The problem isn’t that the books were devoid of interesting stuff. It’s that there was so much filler. You are correct that we don’t know how much of the new books is Sanderson and how much is Jordanm and yes we’re at the end so it’s wrap up time regardless. The evidence - which we’re going to start with book 4 and we’re going to include up through Knife of Dreams (fittingly, it and Shadow Rising are the best two books in this stretch, but they’re both somewhat mixed in terms of quality) - suggests that Sanderson has had a positive impact on the series.

And people read because they continued to hope that things would improve, because they were invested, and because they had disposable income, reading time, and a penchant for epic fantasy. And lots of other reasons besides.

For me the first book is a very forgettable one. It was in the second and third book where the proper WoT series started, and the part where all what it means the Wheel of Time is around books 4-6, where most of the factions and characters and their themes are properly exposed and detailed.

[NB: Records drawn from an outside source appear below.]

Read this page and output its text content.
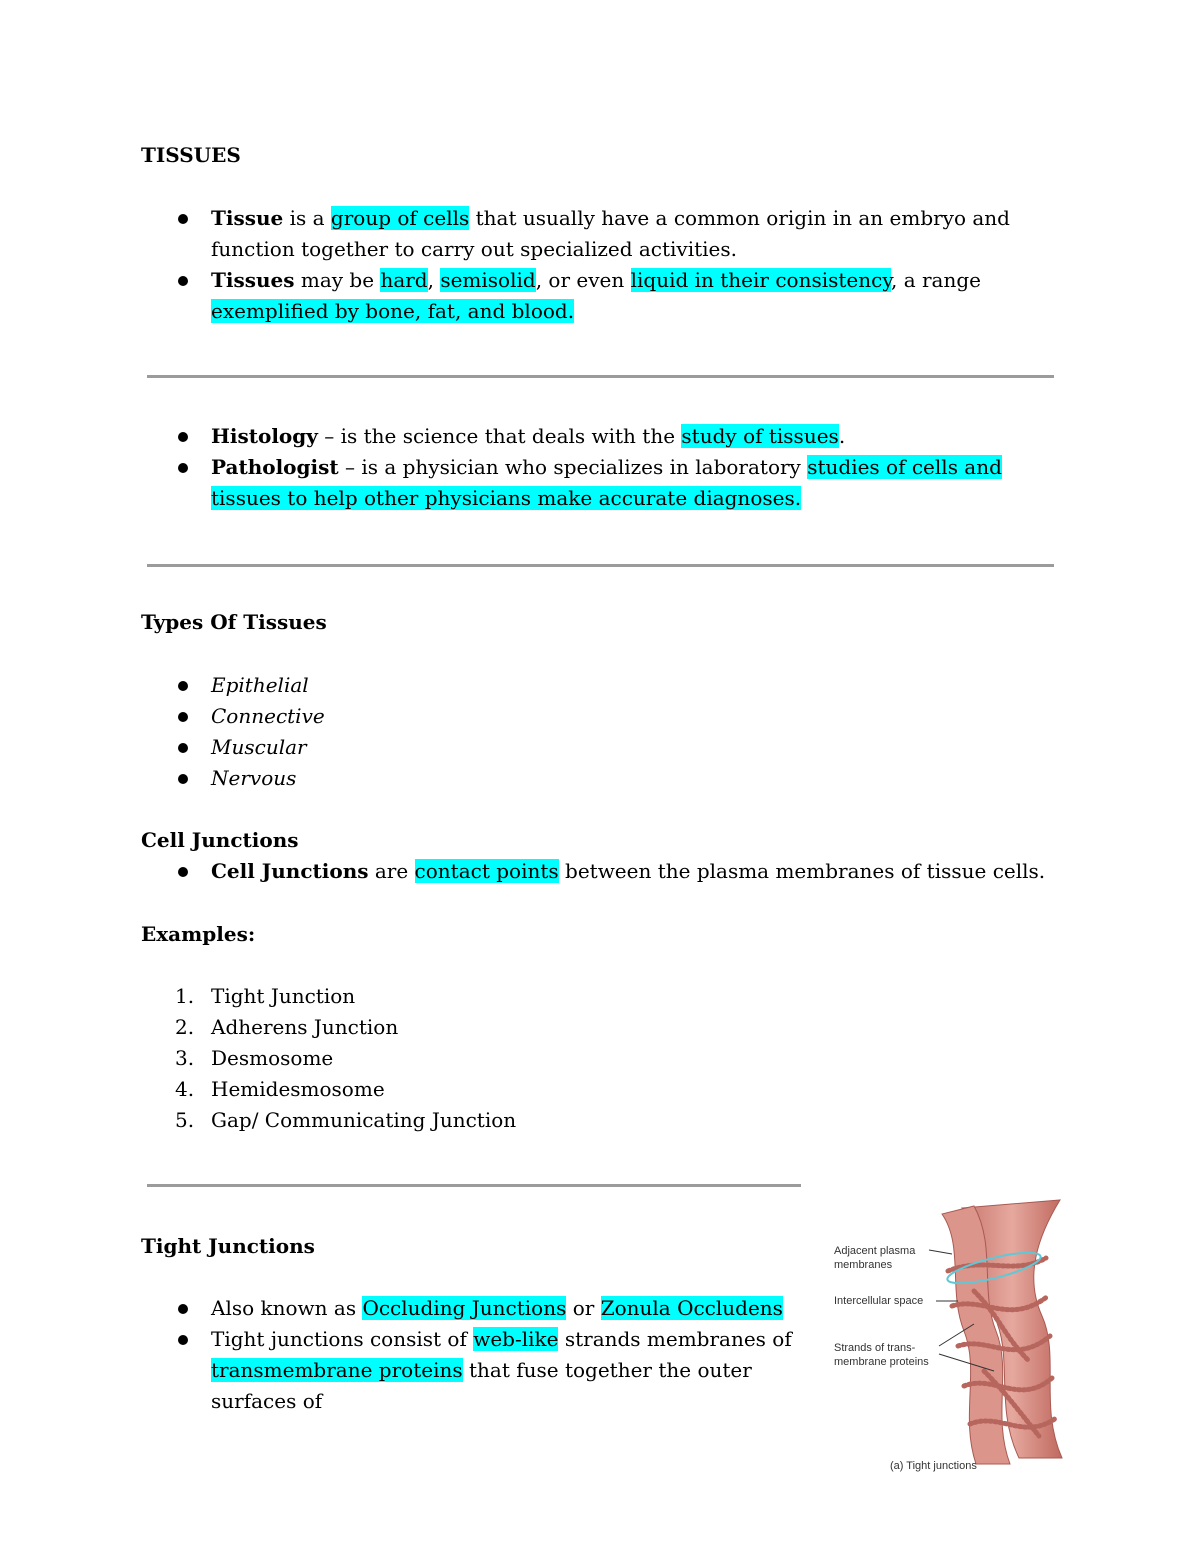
TISSUES
Tissue is a group of cells that usually have a common origin in an embryo and function together to carry out specialized activities.
Tissues may be hard, semisolid, or even liquid in their consistency, a range exemplified by bone, fat, and blood.
Histology – is the science that deals with the study of tissues.
Pathologist – is a physician who specializes in laboratory studies of cells and tissues to help other physicians make accurate diagnoses.
Types Of Tissues
Epithelial
Connective
Muscular
Nervous
Cell Junctions
Cell Junctions are contact points between the plasma membranes of tissue cells.
Examples:
1. Tight Junction
2. Adherens Junction
3. Desmosome
4. Hemidesmosome
5. Gap/ Communicating Junction
Tight Junctions
Also known as Occluding Junctions or Zonula Occludens
Tight junctions consist of web-like strands membranes of transmembrane proteins that fuse together the outer surfaces of
Adjacent plasma
membranes
Intercellular space
Strands of trans-
membrane proteins
(a) Tight junctions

For me the first book had me hooked because I read it before I found GRRM and my Fantasy diet up to that point consisted mainly of D&D type novel ripoffs. (yes Salvatore, I’m looking at you!)

I agree that in the Wheel of Time there is filler (circus arc was too long, Black Tower resolution was too delayed, White Tower vs Salidar was decent but overlong, Windy Bowl arc was also too long, episodes where some characters just move from A to B, and only a fraction of the journey), more in the later books (7-10), but I suspect we disagree in the exact ratio. Given your opinion shown in the text, I suspect you consider filler lots of chapters I liked.

You say 5+ thousand pages of uninteresting. I say, err… 1500. Which I confess, are still a lot!

The quid about the series, I suppose, is how much you like the detailed, windy prose and the worldbuilding.